3. Regulatory efficiency
Regulations can make it difficult for entrepreneurs to succeed. Freedom to find work and the ability of businesses to freely hire and fire redundant workers when they are no longer needed is essential to enhancing productivity and sustaining overall economic growth. Switzerland ranked well on these regulations that often impinge on business. Business freedom (20th), labour freedom (37th) and monetary freedom (4th) were all not too far from the top.
4. Open markets
The degree to which government hinders the free flow of foreign commerce and finance has a direct impact on the ability of individuals to pursue their economic goals.
On trade freedom Switzerland ranked 1st equal with a score of 90. Foreign investors suffered little discrimination (investment freedom – 10th) and sources of financing were plentiful (financial freedom – 3rd).
Why does any of this matter?
Over the 21 years that the Heritage Foundation has been calculating the index, they have discovered that those given more freedom to prosper economically, are healthier, better educated, better protectors of the environment, and live longer than those who aren’t.
A surprising under performer
Despite its reputation for launching impressive and innovative companies such as Google and Apple, the US performed quite poorly. With an overall score of 75.4 it was placed only 11th. The US scores badly on taxation, or fiscal freedom, and government spending.
Despite taxing less than Switzerland (25.4% vs 27.1% of GDP) the US has one the world’s highest corporate tax rates at 35%, and its government spending of 39% of GDP, is well ahead of the income it collects from taxes. This is digging a fiscal hole for future generations of Americans that will limit their economic freedom.
Those at the bottom
At the bottom were the usual suspects. North Korea was last with a score of 2.3, behind Cuba (29.8), Venezuela (33.7), Zimbabwe (38.2), Turkmenistan (41.9), Eritrea (42.7), Rep. of Congo (42.8), Iran (43.5), Equatorial Guinea (43.7) and Argentina (43.8). Other nations such as Afghanistan, Iraq, Libya, Somalia, Sudan, Syria and Yemen would have probably joined these countries at the bottom if analysis of these states had been undertaken.

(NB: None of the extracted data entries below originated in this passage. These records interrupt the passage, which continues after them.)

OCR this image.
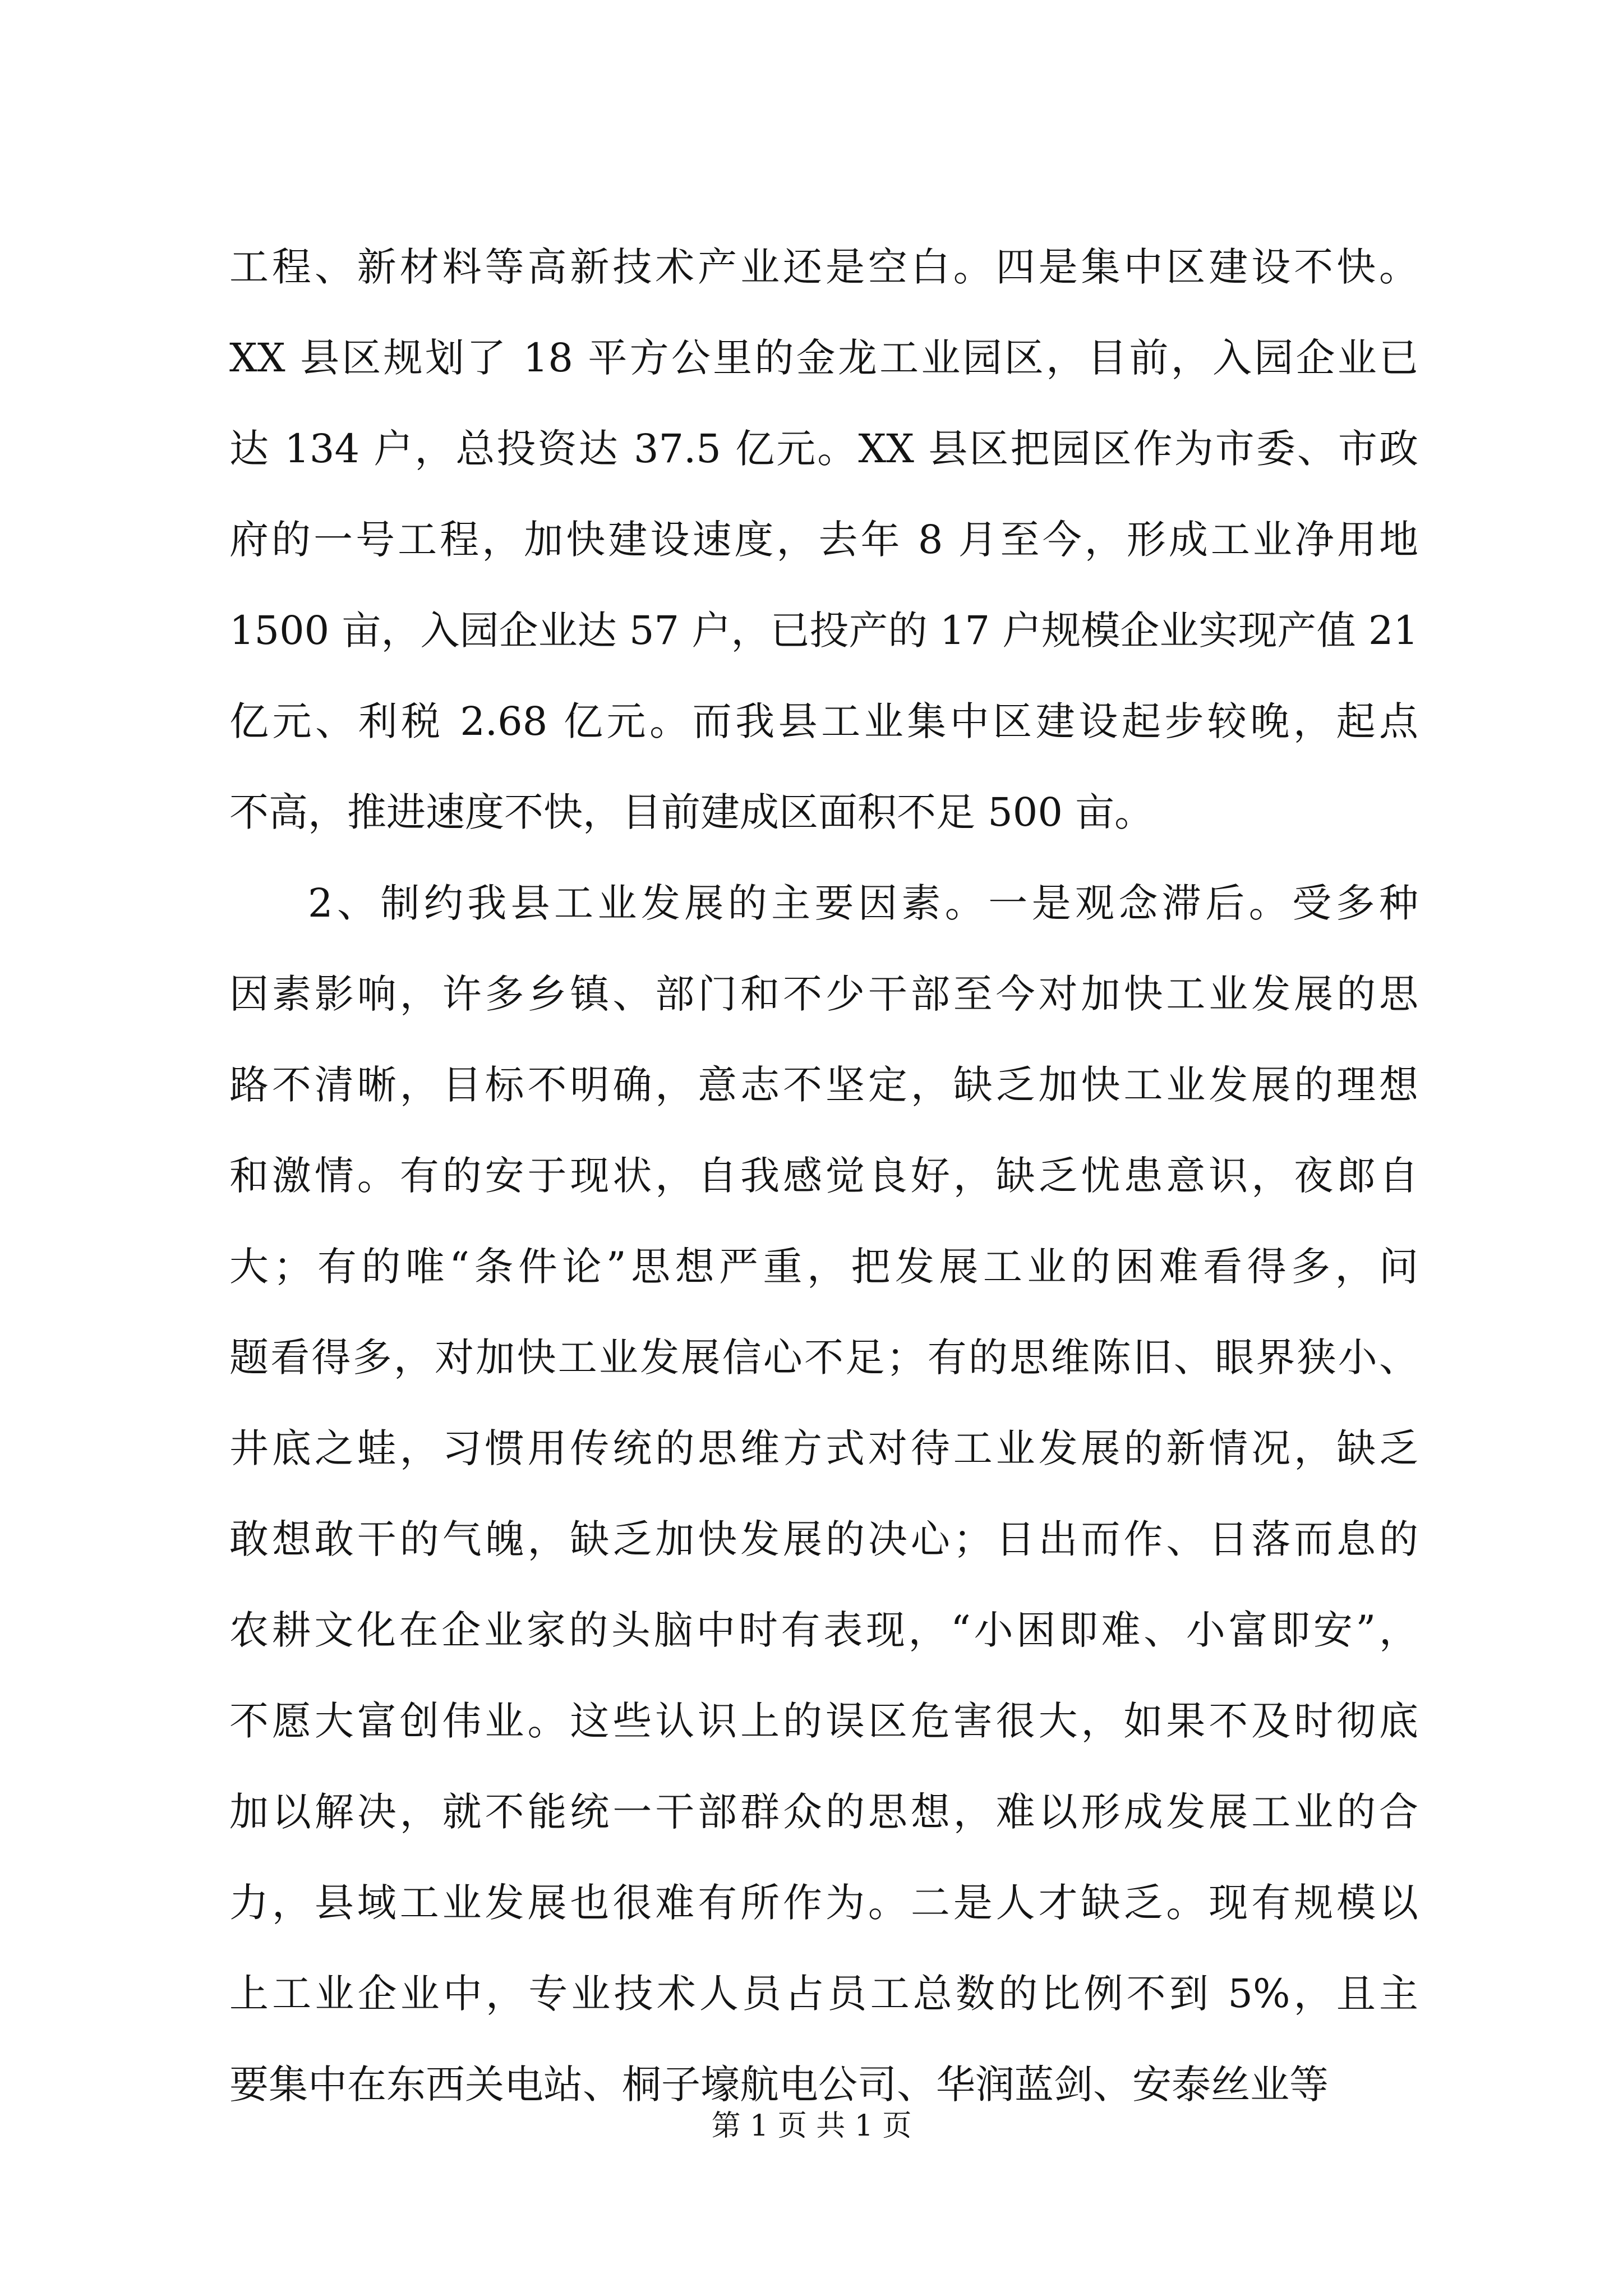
工程、新材料等高新技术产业还是空白。四是集中区建设不快。
XX 县区规划了 18 平方公里的金龙工业园区，目前，入园企业已
达 134 户，总投资达 37.5 亿元。XX 县区把园区作为市委、市政
府的一号工程，加快建设速度，去年 8 月至今，形成工业净用地
1500 亩，入园企业达 57 户，已投产的 17 户规模企业实现产值 21
亿元、利税 2.68 亿元。而我县工业集中区建设起步较晚，起点
不高，推进速度不快，目前建成区面积不足 500 亩。
2、制约我县工业发展的主要因素。一是观念滞后。受多种
因素影响，许多乡镇、部门和不少干部至今对加快工业发展的思
路不清晰，目标不明确，意志不坚定，缺乏加快工业发展的理想
和激情。有的安于现状，自我感觉良好，缺乏忧患意识，夜郎自
大；有的唯“条件论”思想严重，把发展工业的困难看得多，问
题看得多，对加快工业发展信心不足；有的思维陈旧、眼界狭小、
井底之蛙，习惯用传统的思维方式对待工业发展的新情况，缺乏
敢想敢干的气魄，缺乏加快发展的决心；日出而作、日落而息的
农耕文化在企业家的头脑中时有表现，“小困即难、小富即安”，
不愿大富创伟业。这些认识上的误区危害很大，如果不及时彻底
加以解决，就不能统一干部群众的思想，难以形成发展工业的合
力，县域工业发展也很难有所作为。二是人才缺乏。现有规模以
上工业企业中，专业技术人员占员工总数的比例不到 5%，且主
要集中在东西关电站、桐子壕航电公司、华润蓝剑、安泰丝业等
第 1 页 共 1 页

One factor that seems to be absent from this analysis is the impact of politics on economic freedom. This study’s leader, Hong Kong, had its economic freedom brought into question recently, when according to an article in the Economist, an owner of a Hong Kong bookshop mysteriously disappeared, only to reappear in China. Police in Hong Kong said they had found no record of the man having crossed the border, and his wife reported that he had no travel documents. In addition, she told a television news channel that he had later telephoned her from China to say that he was “assisting in investigations”. She said he had sounded harried, and, unusually for him, had spoken Mandarin – the official language of mainland China – rather than in Hong Kong’s local Cantonese dialect. This man is one of five now missing from Hong Kong.
BBC correspondent Rupert Anthony Wingfield-Hayes reports on the Hong Kong bookseller mystery in the short video below.
The book trade at least, does not appear to very free in Hong Kong these days.